Assessing Pre-test probability

What is pre-test probability?

Defining the pre–test probability is a standard procedure in medical practice which refers to the likelihood of a condition being present before a diagnostic test is performed. The higher greater the underlying risk of the condition, the higher the diagnostic accuracy most medical tests will have.

Why is pre-test probability important?

The assessment of pre–test probability is essential in reducing false positive diagnoses, especially as a recent study by Philips et al demonstrated at least 2 ultrasound signs of PAS were found in 98% of low risk pregnancies, all of which had spontaneous separation at delivery. However, it is interesting to observe which signs were found frequently and which were not. This appears to differentiate between the commonly described signs in terms of specificity as it is the highly subjective signs which were most commonly seen.

Commonly seen PAS signs: Infrequently seen PAS signs:

*Lacunae * Placental bulge

*Sub-placental hyper-vascularity * Bridging vessels

*Irregular bladder wall * Myometrium <1mm

* Loss of clear zone

Risk Factors for PAS

Damage to the uterus predisposes to developing PAS in subsequent pregnancies. However, the depth of the original myometrial injury determines the likely severity of PAS as well as the morbidity associated with it.

Superficial uterine damage

* Curettage, * Endometrial ablation

* Infection (severe endometritis) * Intra-uterine septal resection/resection for Asherman's syndrome

* Previous radiotherapy * Techniques for assisted reproduction (IVF)

As only the surface of the uterine cavity is damaged, it is highly unlikely that the placenta will be significantly invasive so this tends to give rise to abnormally adherent placenta (Accreta - FIGO grade 1).
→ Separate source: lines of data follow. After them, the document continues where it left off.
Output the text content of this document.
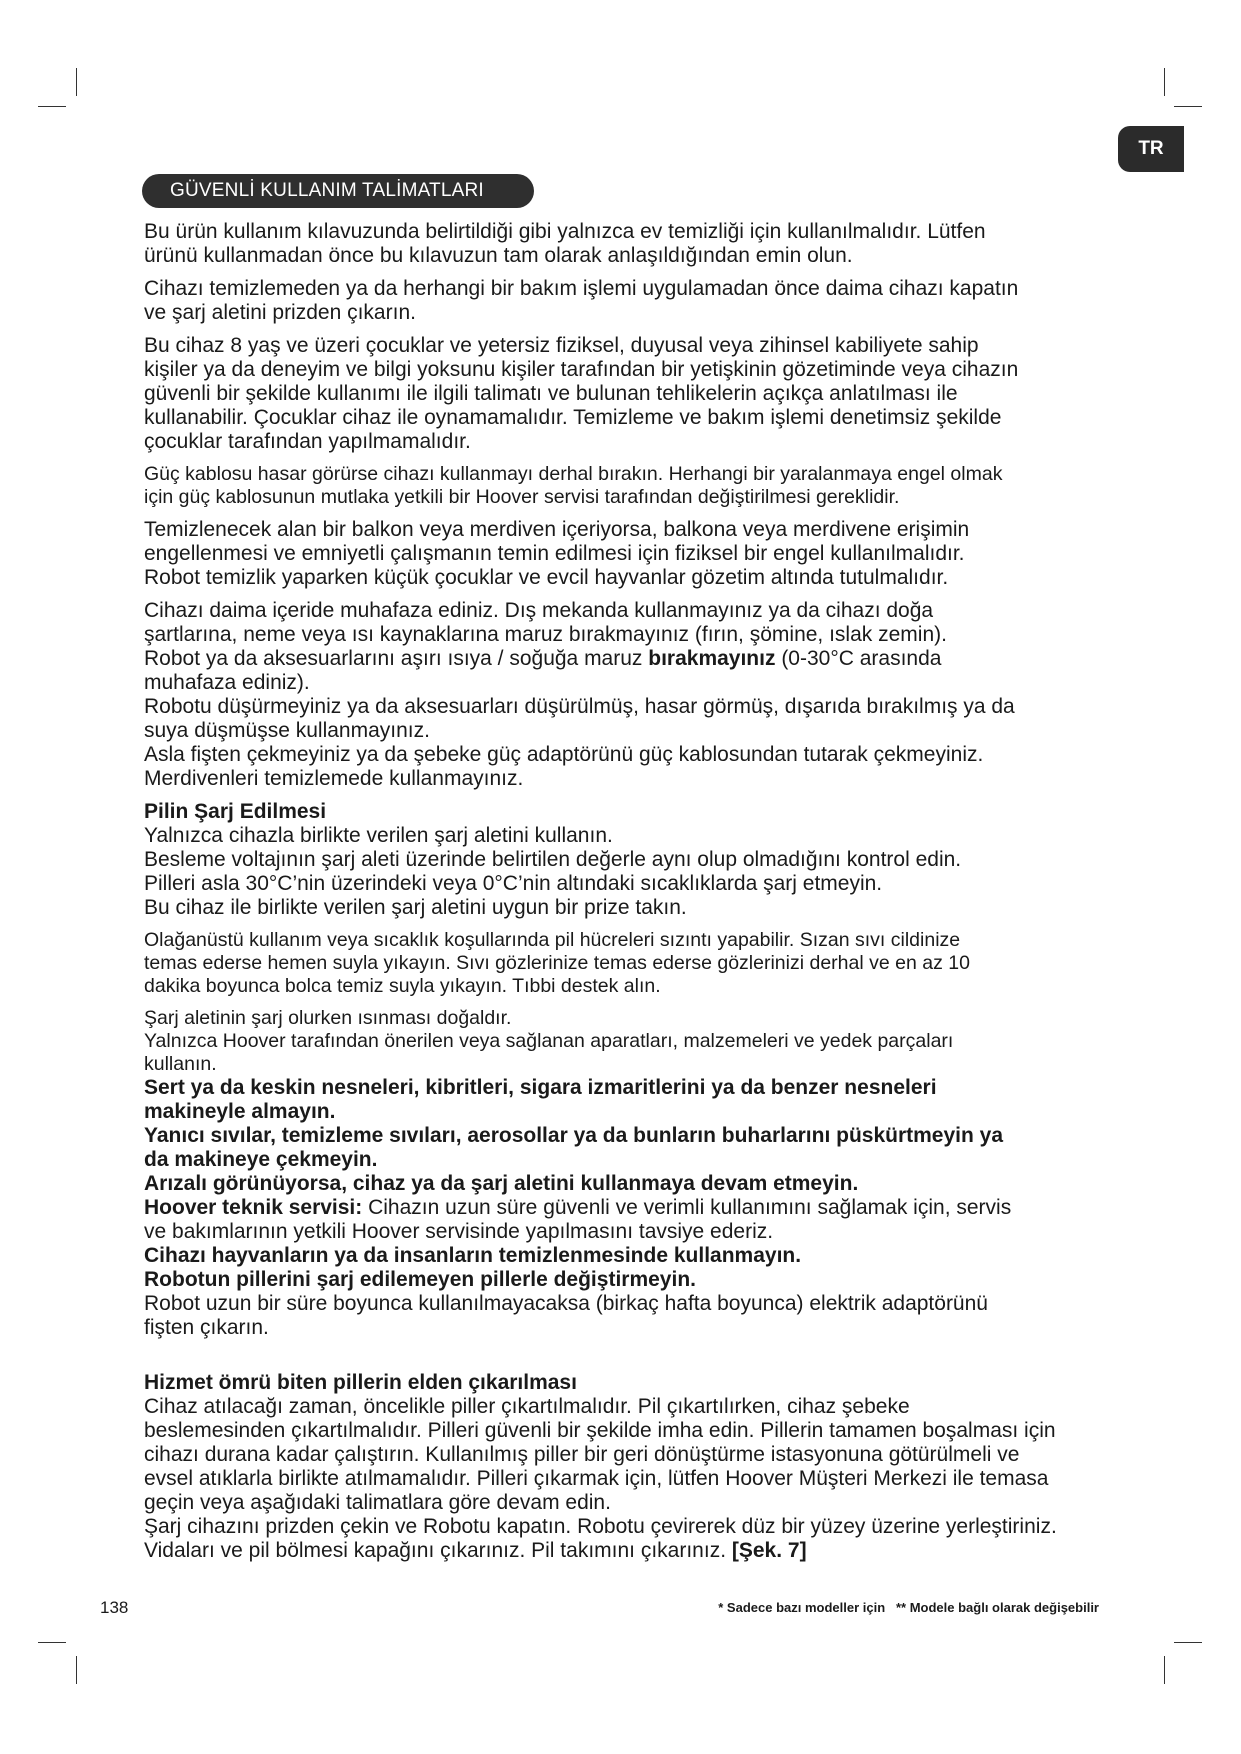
TR
GÜVENLİ KULLANIM TALİMATLARI

Bu ürün kullanım kılavuzunda belirtildiği gibi yalnızca ev temizliği için kullanılmalıdır. Lütfen
ürünü kullanmadan önce bu kılavuzun tam olarak anlaşıldığından emin olun.

Cihazı temizlemeden ya da herhangi bir bakım işlemi uygulamadan önce daima cihazı kapatın
ve şarj aletini prizden çıkarın.

Bu cihaz 8 yaş ve üzeri çocuklar ve yetersiz fiziksel, duyusal veya zihinsel kabiliyete sahip
kişiler ya da deneyim ve bilgi yoksunu kişiler tarafından bir yetişkinin gözetiminde veya cihazın
güvenli bir şekilde kullanımı ile ilgili talimatı ve bulunan tehlikelerin açıkça anlatılması ile
kullanabilir. Çocuklar cihaz ile oynamamalıdır. Temizleme ve bakım işlemi denetimsiz şekilde
çocuklar tarafından yapılmamalıdır.

Güç kablosu hasar görürse cihazı kullanmayı derhal bırakın. Herhangi bir yaralanmaya engel olmak
için güç kablosunun mutlaka yetkili bir Hoover servisi tarafından değiştirilmesi gereklidir.

Temizlenecek alan bir balkon veya merdiven içeriyorsa, balkona veya merdivene erişimin
engellenmesi ve emniyetli çalışmanın temin edilmesi için fiziksel bir engel kullanılmalıdır.
Robot temizlik yaparken küçük çocuklar ve evcil hayvanlar gözetim altında tutulmalıdır.

Cihazı daima içeride muhafaza ediniz. Dış mekanda kullanmayınız ya da cihazı doğa
şartlarına, neme veya ısı kaynaklarına maruz bırakmayınız (fırın, şömine, ıslak zemin).
Robot ya da aksesuarlarını aşırı ısıya / soğuğa maruz bırakmayınız (0-30°C arasında
muhafaza ediniz).
Robotu düşürmeyiniz ya da aksesuarları düşürülmüş, hasar görmüş, dışarıda bırakılmış ya da
suya düşmüşse kullanmayınız.
Asla fişten çekmeyiniz ya da şebeke güç adaptörünü güç kablosundan tutarak çekmeyiniz.
Merdivenleri temizlemede kullanmayınız.

Pilin Şarj Edilmesi
Yalnızca cihazla birlikte verilen şarj aletini kullanın.
Besleme voltajının şarj aleti üzerinde belirtilen değerle aynı olup olmadığını kontrol edin.
Pilleri asla 30°C’nin üzerindeki veya 0°C’nin altındaki sıcaklıklarda şarj etmeyin.
Bu cihaz ile birlikte verilen şarj aletini uygun bir prize takın.

Olağanüstü kullanım veya sıcaklık koşullarında pil hücreleri sızıntı yapabilir. Sızan sıvı cildinize
temas ederse hemen suyla yıkayın. Sıvı gözlerinize temas ederse gözlerinizi derhal ve en az 10
dakika boyunca bolca temiz suyla yıkayın. Tıbbi destek alın.

Şarj aletinin şarj olurken ısınması doğaldır.
Yalnızca Hoover tarafından önerilen veya sağlanan aparatları, malzemeleri ve yedek parçaları
kullanın.

Sert ya da keskin nesneleri, kibritleri, sigara izmaritlerini ya da benzer nesneleri
makineyle almayın.
Yanıcı sıvılar, temizleme sıvıları, aerosollar ya da bunların buharlarını püskürtmeyin ya
da makineye çekmeyin.
Arızalı görünüyorsa, cihaz ya da şarj aletini kullanmaya devam etmeyin.

Hoover teknik servisi: Cihazın uzun süre güvenli ve verimli kullanımını sağlamak için, servis
ve bakımlarının yetkili Hoover servisinde yapılmasını tavsiye ederiz.

Cihazı hayvanların ya da insanların temizlenmesinde kullanmayın.
Robotun pillerini şarj edilemeyen pillerle değiştirmeyin.

Robot uzun bir süre boyunca kullanılmayacaksa (birkaç hafta boyunca) elektrik adaptörünü
fişten çıkarın.

Hizmet ömrü biten pillerin elden çıkarılması
Cihaz atılacağı zaman, öncelikle piller çıkartılmalıdır. Pil çıkartılırken, cihaz şebeke
beslemesinden çıkartılmalıdır. Pilleri güvenli bir şekilde imha edin. Pillerin tamamen boşalması için
cihazı durana kadar çalıştırın. Kullanılmış piller bir geri dönüştürme istasyonuna götürülmeli ve
evsel atıklarla birlikte atılmamalıdır. Pilleri çıkarmak için, lütfen Hoover Müşteri Merkezi ile temasa
geçin veya aşağıdaki talimatlara göre devam edin.
Şarj cihazını prizden çekin ve Robotu kapatın. Robotu çevirerek düz bir yüzey üzerine yerleştiriniz.
Vidaları ve pil bölmesi kapağını çıkarınız. Pil takımını çıkarınız. [Şek. 7]

138	* Sadece bazı modeller için   ** Modele bağlı olarak değişebilir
This is not usually associated with neovascularity on the superficial surface of the uterus or re-modelling of the deep myometrial arteries so often has very few imaging signs. The myometrium can also reasonably thick (>5mm) so an extirpative approach may be suitable. If it is not, or there is significant bleeding, the lack of massive neovascularity means the hysterectomy is more akin to one performed for uterine atony than for abnormally invasive placenta.
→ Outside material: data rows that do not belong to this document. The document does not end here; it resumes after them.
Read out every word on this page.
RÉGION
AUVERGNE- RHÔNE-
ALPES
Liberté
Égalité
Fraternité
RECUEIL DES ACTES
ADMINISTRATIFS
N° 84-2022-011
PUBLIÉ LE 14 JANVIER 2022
Full-thickness uterine damage

This arises when entire uterine wall has been scarred from endometrium to serosal surface and is usually a result of a surgical incision but may be from a perforation or previous uterine rupture/trauma.

The most common cause is caesarean delivery but it can also be a result of myomectomy where the cavity has been breached.

Caesarean scar and placenta previa: a toxic combination

Abnormal placentation can occur anywhere in the uterus where there is a full thickness scar. However, the combination of an anterior low lying placenta (2cm from the internal cervical os) or placenta previa with a scar from previous caesarean remains the most dangerous due to several factors;

1) A placenta previa increases the risk of vaginal bleeding and the potential for emergency delivery

2) Poor contractility of the lower segment means a previa is more likely to bleed more heavily even with normal placentation

3) Lower segment incision runs the risk of transecting the placental bed which will result in significant hemorrhage.

4) The placental bed is in close proximity to other structures including the bladder and ureters making collateral damage at hysterectomy a greater risk, and the blood supply to the placental bed may come from not only the uterine arteries but other arteries lower in the pelvis making vascular control much harder in the event of hemorrhage.

5) In the lower uterine segment the ureters cross in close proximity to where the uterine arteries enter the uterus and lie within the narrowest portion of the bony pelvis. Hence, lateral placental bulging in this region makes surgical dissection even more technically difficult and risks ureteric injury.